VI.    gelast dat de minister van Infrastructuur en Milieu aan [appellant] het door hem betaalde griffierecht ten bedrage van € 418,00 (zegge: vierhonderdachttien euro) voor de behandeling van het beroep en het hoger beroep vergoedt.

Aldus vastgesteld door mr. A.W.M. Bijloos, voorzitter, en mr. B.J. Schueler en mr. E.J. Daalder, leden, in tegenwoordigheid van mr. M. Rijsdijk, griffier.

De voorzitter is verhinderd de uitspraak te ondertekenen.

De griffier is verhinderd de uitspraak te ondertekenen.

Uitgesproken in het openbaar op 2 september 2020

705.

BIJLAGE - Wettelijk kader

Wet op de ruimtelijke ordening

Artikel 6.1

1. Burgemeester en wethouders kennen degene die in de vorm van een inkomensderving of een vermindering van de waarde van een onroerende zaak schade lijdt of zal lijden als gevolg van een in het tweede lid genoemde oorzaak, op aanvraag een tegemoetkoming toe, voor zover de schade redelijkerwijs niet voor rekening van de aanvrager behoort te blijven en voor zover de tegemoetkoming niet voldoende anderszins is verzekerd.

2. Een oorzaak als bedoeld in het eerste lid is:

a. een bepaling van een bestemmingsplan, beheersverordening of inpassingsplan, niet zijnde een bepaling als bedoeld in artikel 3.3, artikel 3.6, eerste lid, of artikel 3.38, derde of vierde lid;

[…].

Artikel 6.2

1. Binnen het normale maatschappelijke risico vallende schade blijft voor rekening van de aanvrager.

2. In ieder geval blijft voor rekening van de aanvrager:

a. van schade in de vorm van een inkomensderving: een gedeelte gelijk aan twee procent van het inkomen onmiddellijk voor het ontstaan van de schade;

b. van schade in de vorm van een vermindering van de waarde van een onroerende zaak: een gedeelte gelijk aan twee procent van de waarde van de onroerende zaak onmiddellijk voor het ontstaan van de schade, tenzij de vermindering het gevolg is:

1˚. van de bestemming van de tot de onroerende zaak behorende grond, of

2˚. van op de onroerende zaak betrekking hebbende regels als bedoeld in artikel 3.1.

Artikel 6.3

Met betrekking tot de voor tegemoetkoming in aanmerking komende schade betrekken burgemeester en wethouders bij hun beslissing op de aanvraag in ieder geval:

a. de voorzienbaarheid van de schadeoorzaak;

b. de mogelijkheden van de aanvrager om de schade te voorkomen of te beperken.

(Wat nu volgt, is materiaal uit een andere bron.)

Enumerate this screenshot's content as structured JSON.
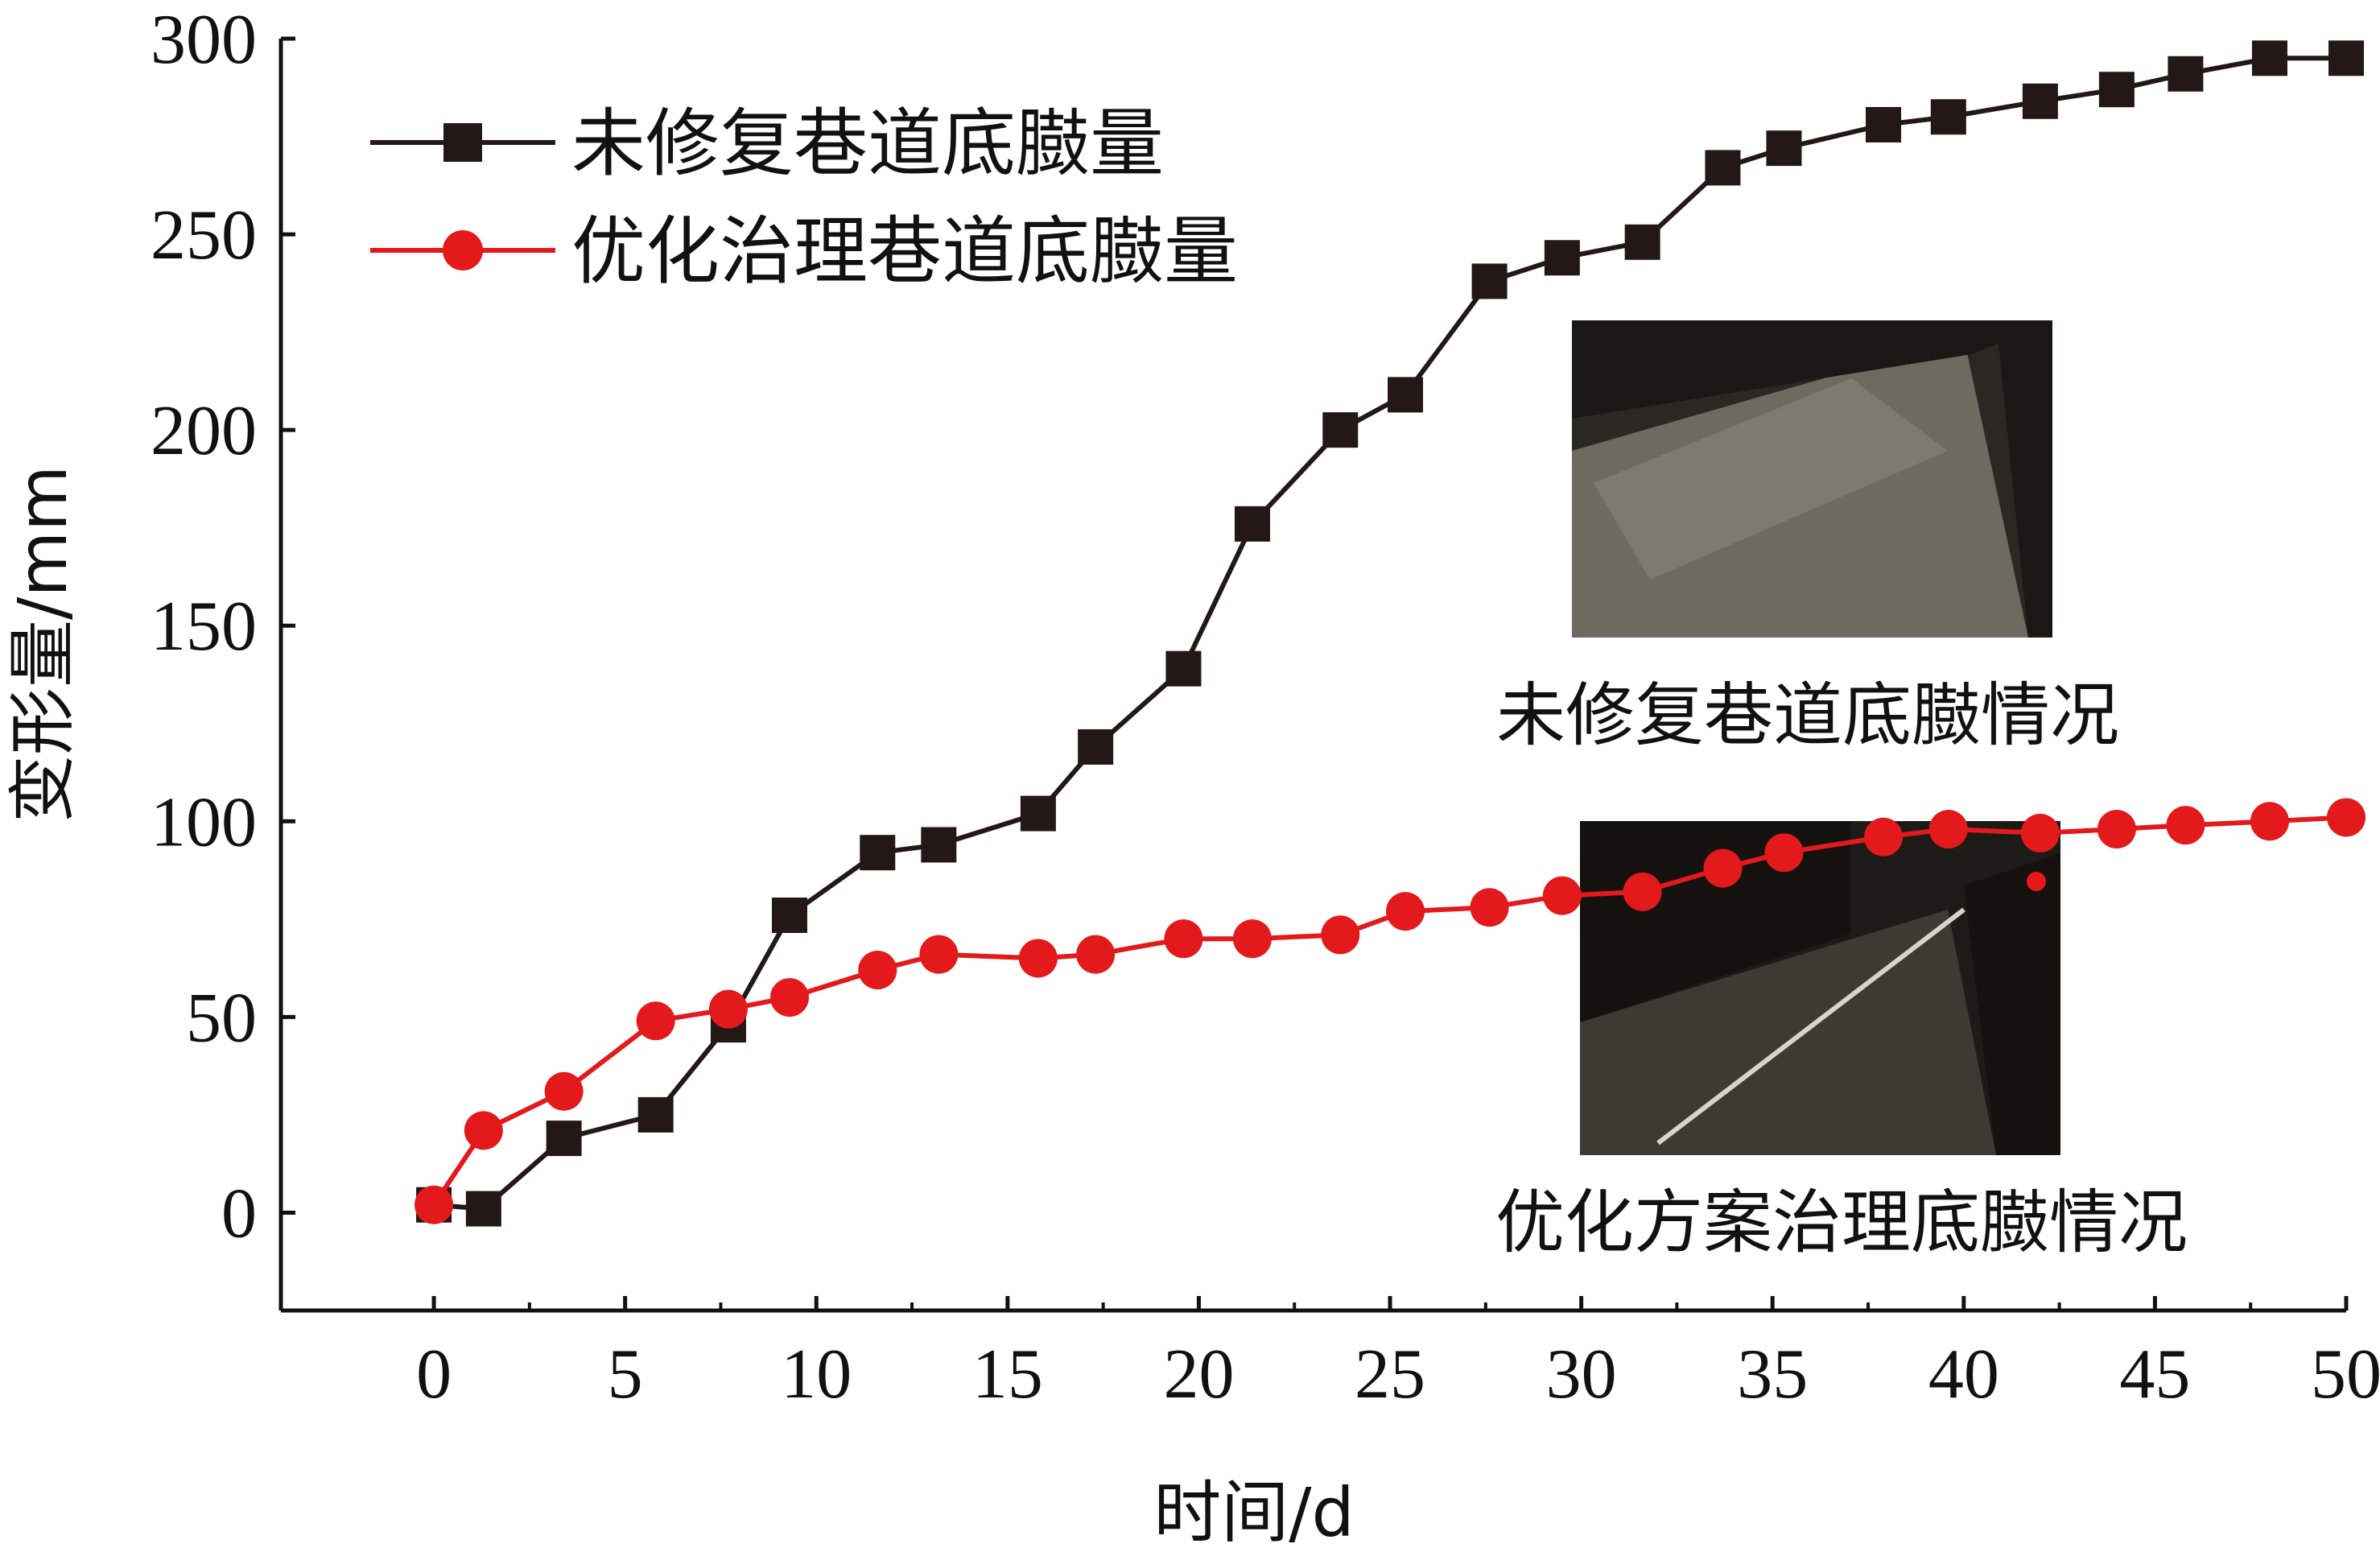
{
  "chart_data": {
    "type": "line",
    "xlabel": "时间/d",
    "ylabel": "变形量/mm",
    "xlim": [
      -4,
      50
    ],
    "ylim": [
      -25,
      300
    ],
    "xticks": [
      0,
      5,
      10,
      15,
      20,
      25,
      30,
      35,
      40,
      45,
      50
    ],
    "yticks": [
      0,
      50,
      100,
      150,
      200,
      250,
      300
    ],
    "grid": false,
    "legend_position": "top-left",
    "series": [
      {
        "name": "未修复巷道底臌量",
        "color": "#231816",
        "marker": "square",
        "x": [
          0,
          1.3,
          3.4,
          5.8,
          7.7,
          9.3,
          11.6,
          13.2,
          15.8,
          17.3,
          19.6,
          21.4,
          23.7,
          25.4,
          27.6,
          29.5,
          31.6,
          33.7,
          35.3,
          37.9,
          39.6,
          42.0,
          44.0,
          45.8,
          48.0,
          50.0
        ],
        "values": [
          2,
          1,
          19,
          25,
          48,
          76,
          92,
          94,
          102,
          119,
          139,
          176,
          200,
          209,
          238,
          244,
          248,
          267,
          272,
          278,
          280,
          284,
          287,
          291,
          295,
          295
        ]
      },
      {
        "name": "优化治理巷道底臌量",
        "color": "#e3191b",
        "marker": "circle",
        "x": [
          0,
          1.3,
          3.4,
          5.8,
          7.7,
          9.3,
          11.6,
          13.2,
          15.8,
          17.3,
          19.6,
          21.4,
          23.7,
          25.4,
          27.6,
          29.5,
          31.6,
          33.7,
          35.3,
          37.9,
          39.6,
          42.0,
          44.0,
          45.8,
          48.0,
          50.0
        ],
        "values": [
          2,
          21,
          31,
          49,
          52,
          55,
          62,
          66,
          65,
          66,
          70,
          70,
          71,
          77,
          78,
          81,
          82,
          88,
          92,
          96,
          98,
          97,
          98,
          99,
          100,
          101
        ]
      }
    ],
    "annotations": [
      "未修复巷道底臌情况",
      "优化方案治理底臌情况"
    ],
    "photo_colors": {
      "photo1": {
        "bg": "#2b2722",
        "floor": "#6f6a60",
        "wall": "#1a1714",
        "light": "#8d877c"
      },
      "photo2": {
        "bg": "#1d1b18",
        "floor": "#3d3a34",
        "wall": "#14110f",
        "light": "#d8d4c8"
      }
    }
  }
}
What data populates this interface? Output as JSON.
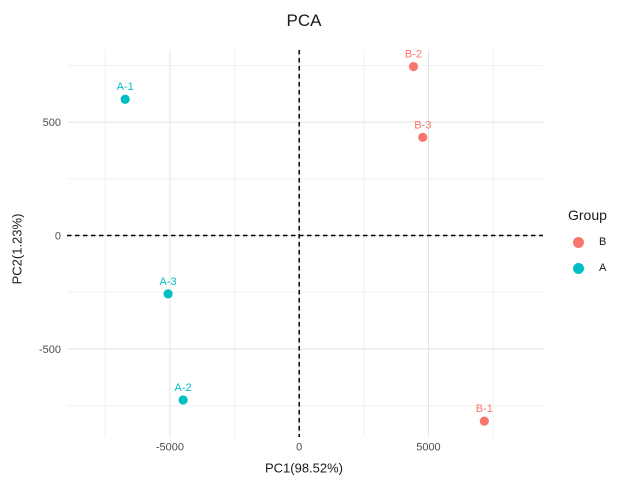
{
  "chart_data": {
    "type": "scatter",
    "title": "PCA",
    "xlabel": "PC1(98.52%)",
    "ylabel": "PC2(1.23%)",
    "xlim": [
      -8980,
      9430
    ],
    "ylim": [
      -888,
      818
    ],
    "grid": true,
    "x_ticks": [
      {
        "value": -5000,
        "label": "-5000"
      },
      {
        "value": 0,
        "label": "0"
      },
      {
        "value": 5000,
        "label": "5000"
      }
    ],
    "x_minor_ticks": [
      -7500,
      -2500,
      2500,
      7500
    ],
    "y_ticks": [
      {
        "value": -500,
        "label": "-500"
      },
      {
        "value": 0,
        "label": "0"
      },
      {
        "value": 500,
        "label": "500"
      }
    ],
    "y_minor_ticks": [
      -750,
      -250,
      250,
      750
    ],
    "zero_lines": {
      "x": 0,
      "y": 0,
      "style": "dashed",
      "color": "#000000"
    },
    "series": [
      {
        "name": "B",
        "color": "#F8766D",
        "points": [
          {
            "label": "B-1",
            "x": 7160,
            "y": -818
          },
          {
            "label": "B-2",
            "x": 4420,
            "y": 745
          },
          {
            "label": "B-3",
            "x": 4780,
            "y": 433
          }
        ]
      },
      {
        "name": "A",
        "color": "#00BFC4",
        "points": [
          {
            "label": "A-1",
            "x": -6730,
            "y": 601
          },
          {
            "label": "A-2",
            "x": -4490,
            "y": -725
          },
          {
            "label": "A-3",
            "x": -5070,
            "y": -257
          }
        ]
      }
    ],
    "legend": {
      "title": "Group",
      "position": "right",
      "entries": [
        {
          "label": "B",
          "color": "#F8766D"
        },
        {
          "label": "A",
          "color": "#00BFC4"
        }
      ]
    },
    "style": {
      "background": "#FFFFFF",
      "grid_major_color": "#E3E3E3",
      "grid_minor_color": "#F1F1F1",
      "tick_label_color": "#4D4D4D",
      "text_color": "#1A1A1A",
      "point_radius": 4.6
    }
  }
}
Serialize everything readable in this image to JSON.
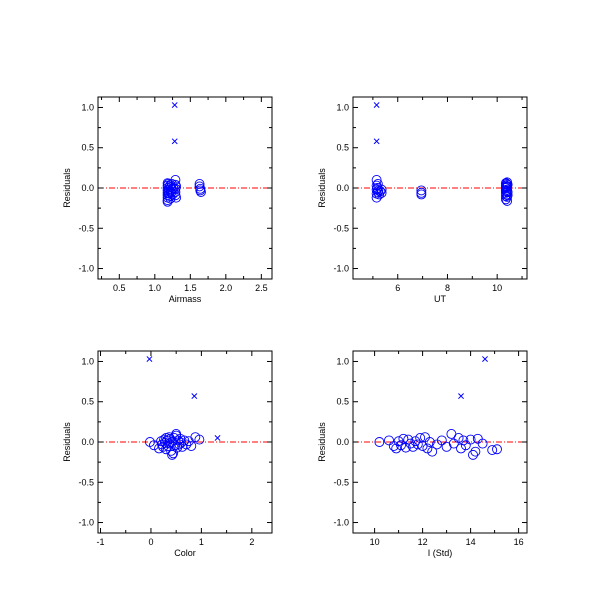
{
  "colors": {
    "points": "#0000ff",
    "zero_line": "#ff0000",
    "axes": "#000000"
  },
  "chart_data": [
    {
      "type": "scatter",
      "xlabel": "Airmass",
      "ylabel": "Residuals",
      "xlim": [
        0.2,
        2.65
      ],
      "ylim": [
        -1.13,
        1.13
      ],
      "xticks": [
        "0.5",
        "1.0",
        "1.5",
        "2.0",
        "2.5"
      ],
      "xtick_values": [
        0.5,
        1.0,
        1.5,
        2.0,
        2.5
      ],
      "yticks": [
        "-1.0",
        "-0.5",
        "0.0",
        "0.5",
        "1.0"
      ],
      "ytick_values": [
        -1.0,
        -0.5,
        0.0,
        0.5,
        1.0
      ],
      "reference_line_y": 0.0,
      "series": [
        {
          "marker": "circle",
          "x": [
            1.18,
            1.18,
            1.18,
            1.18,
            1.18,
            1.18,
            1.18,
            1.18,
            1.18,
            1.19,
            1.2,
            1.2,
            1.21,
            1.21,
            1.22,
            1.22,
            1.22,
            1.23,
            1.23,
            1.24,
            1.24,
            1.25,
            1.26,
            1.29,
            1.29,
            1.29,
            1.29,
            1.29,
            1.3,
            1.3,
            1.63,
            1.63,
            1.64,
            1.64,
            1.65
          ],
          "y": [
            0.06,
            0.03,
            0.0,
            -0.03,
            -0.06,
            -0.09,
            -0.12,
            -0.15,
            -0.17,
            0.05,
            -0.02,
            -0.07,
            0.02,
            -0.1,
            0.04,
            -0.04,
            -0.13,
            0.01,
            -0.06,
            0.05,
            -0.02,
            -0.08,
            0.0,
            0.1,
            0.04,
            -0.01,
            -0.05,
            -0.09,
            0.02,
            -0.12,
            0.05,
            0.02,
            -0.01,
            -0.03,
            -0.05
          ]
        },
        {
          "marker": "x",
          "x": [
            1.28,
            1.28
          ],
          "y": [
            1.03,
            0.58
          ]
        }
      ]
    },
    {
      "type": "scatter",
      "xlabel": "UT",
      "ylabel": "Residuals",
      "xlim": [
        4.2,
        11.2
      ],
      "ylim": [
        -1.13,
        1.13
      ],
      "xticks": [
        "6",
        "8",
        "10"
      ],
      "xtick_values": [
        6,
        8,
        10
      ],
      "yticks": [
        "-1.0",
        "-0.5",
        "0.0",
        "0.5",
        "1.0"
      ],
      "ytick_values": [
        -1.0,
        -0.5,
        0.0,
        0.5,
        1.0
      ],
      "reference_line_y": 0.0,
      "series": [
        {
          "marker": "circle",
          "x": [
            5.15,
            5.15,
            5.15,
            5.15,
            5.15,
            5.18,
            5.2,
            5.2,
            5.22,
            5.25,
            5.3,
            5.35,
            5.35,
            6.95,
            6.95,
            6.95,
            10.35,
            10.35,
            10.35,
            10.35,
            10.35,
            10.35,
            10.35,
            10.38,
            10.38,
            10.38,
            10.38,
            10.4,
            10.4,
            10.4,
            10.4,
            10.4,
            10.42,
            10.42,
            10.42
          ],
          "y": [
            0.1,
            0.03,
            -0.02,
            -0.07,
            -0.12,
            0.0,
            -0.05,
            0.05,
            -0.03,
            -0.08,
            -0.04,
            -0.02,
            -0.06,
            -0.03,
            -0.06,
            -0.08,
            0.06,
            0.03,
            0.0,
            -0.03,
            -0.06,
            -0.1,
            -0.14,
            0.05,
            0.01,
            -0.04,
            -0.08,
            0.07,
            0.02,
            -0.02,
            -0.11,
            -0.16,
            0.04,
            -0.05,
            -0.09
          ]
        },
        {
          "marker": "x",
          "x": [
            5.15,
            5.15
          ],
          "y": [
            1.03,
            0.58
          ]
        }
      ]
    },
    {
      "type": "scatter",
      "xlabel": "Color",
      "ylabel": "Residuals",
      "xlim": [
        -1.05,
        2.4
      ],
      "ylim": [
        -1.13,
        1.13
      ],
      "xticks": [
        "-1",
        "0",
        "1",
        "2"
      ],
      "xtick_values": [
        -1,
        0,
        1,
        2
      ],
      "yticks": [
        "-1.0",
        "-0.5",
        "0.0",
        "0.5",
        "1.0"
      ],
      "ytick_values": [
        -1.0,
        -0.5,
        0.0,
        0.5,
        1.0
      ],
      "reference_line_y": 0.0,
      "series": [
        {
          "marker": "circle",
          "x": [
            -0.02,
            0.06,
            0.16,
            0.2,
            0.22,
            0.24,
            0.26,
            0.28,
            0.3,
            0.3,
            0.32,
            0.34,
            0.36,
            0.36,
            0.38,
            0.4,
            0.42,
            0.44,
            0.46,
            0.48,
            0.5,
            0.52,
            0.54,
            0.56,
            0.58,
            0.6,
            0.62,
            0.66,
            0.7,
            0.75,
            0.8,
            0.88,
            0.96,
            0.42,
            0.5
          ],
          "y": [
            0.0,
            -0.04,
            -0.08,
            0.01,
            -0.03,
            -0.06,
            0.03,
            -0.01,
            0.05,
            -0.09,
            0.02,
            -0.05,
            0.06,
            -0.02,
            0.04,
            -0.11,
            0.0,
            -0.14,
            0.05,
            -0.04,
            0.1,
            -0.07,
            0.02,
            -0.03,
            0.04,
            -0.01,
            -0.06,
            0.02,
            -0.03,
            0.01,
            -0.05,
            0.06,
            0.03,
            -0.16,
            0.08
          ]
        },
        {
          "marker": "x",
          "x": [
            -0.03,
            0.86,
            1.32
          ],
          "y": [
            1.03,
            0.57,
            0.05
          ]
        }
      ]
    },
    {
      "type": "scatter",
      "xlabel": "I (Std)",
      "ylabel": "Residuals",
      "xlim": [
        9.1,
        16.35
      ],
      "ylim": [
        -1.13,
        1.13
      ],
      "xticks": [
        "10",
        "12",
        "14",
        "16"
      ],
      "xtick_values": [
        10,
        12,
        14,
        16
      ],
      "yticks": [
        "-1.0",
        "-0.5",
        "0.0",
        "0.5",
        "1.0"
      ],
      "ytick_values": [
        -1.0,
        -0.5,
        0.0,
        0.5,
        1.0
      ],
      "reference_line_y": 0.0,
      "series": [
        {
          "marker": "circle",
          "x": [
            10.2,
            10.6,
            10.8,
            10.9,
            11.0,
            11.1,
            11.2,
            11.3,
            11.4,
            11.5,
            11.6,
            11.7,
            11.8,
            11.9,
            12.0,
            12.1,
            12.2,
            12.3,
            12.4,
            12.6,
            12.8,
            13.0,
            13.2,
            13.3,
            13.5,
            13.6,
            13.7,
            13.8,
            14.0,
            14.1,
            14.2,
            14.3,
            14.5,
            14.9,
            15.1
          ],
          "y": [
            0.0,
            0.02,
            -0.05,
            -0.08,
            0.01,
            -0.04,
            0.04,
            -0.07,
            0.03,
            -0.02,
            -0.06,
            0.01,
            -0.03,
            0.05,
            -0.05,
            0.06,
            -0.08,
            0.0,
            -0.12,
            -0.03,
            0.02,
            -0.06,
            0.1,
            -0.02,
            0.05,
            -0.08,
            0.02,
            -0.04,
            0.03,
            -0.16,
            -0.12,
            0.04,
            -0.02,
            -0.1,
            -0.09
          ]
        },
        {
          "marker": "x",
          "x": [
            14.6,
            13.6
          ],
          "y": [
            1.03,
            0.57
          ]
        }
      ]
    }
  ]
}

Beleidsregel schadevergoeding Ruimte voor de Rivier

Artikel 2

1. De minister kent op aanvraag van degene die schade lijdt of zal lijden als gevolg van:

[…]

c. een door de minister […] genomen rijksprojectbesluit of vastgesteld rijksinpassingsplan als bedoeld in artikel 3.28 van de Wet ruimtelijke ordening;

[…]

een vergoeding, dan wel tegemoetkoming toe, overeenkomstig de materiële maatstaf van het wettelijk voorschrift dat voorziet in vergoeding van schade, of tegemoetkoming in de schade, die het gevolg is van de betreffende schadeoorzaak.

2. Bij het nemen van een besluit om schadevergoeding, dan wel tegemoetkoming als bedoeld in het eerste lid, worden de artikelen 3 tot en met 11 van de Regeling nadeelcompensatie Verkeer en Waterstaat 1999 [thans: Beleidsregel nadeelcompensatie Infrastructuur en Milieu 2014] in aanmerking genomen, tenzij dit niet in overeenstemming zou zijn met een wettelijk voorschrift als bedoeld in het eerste lid.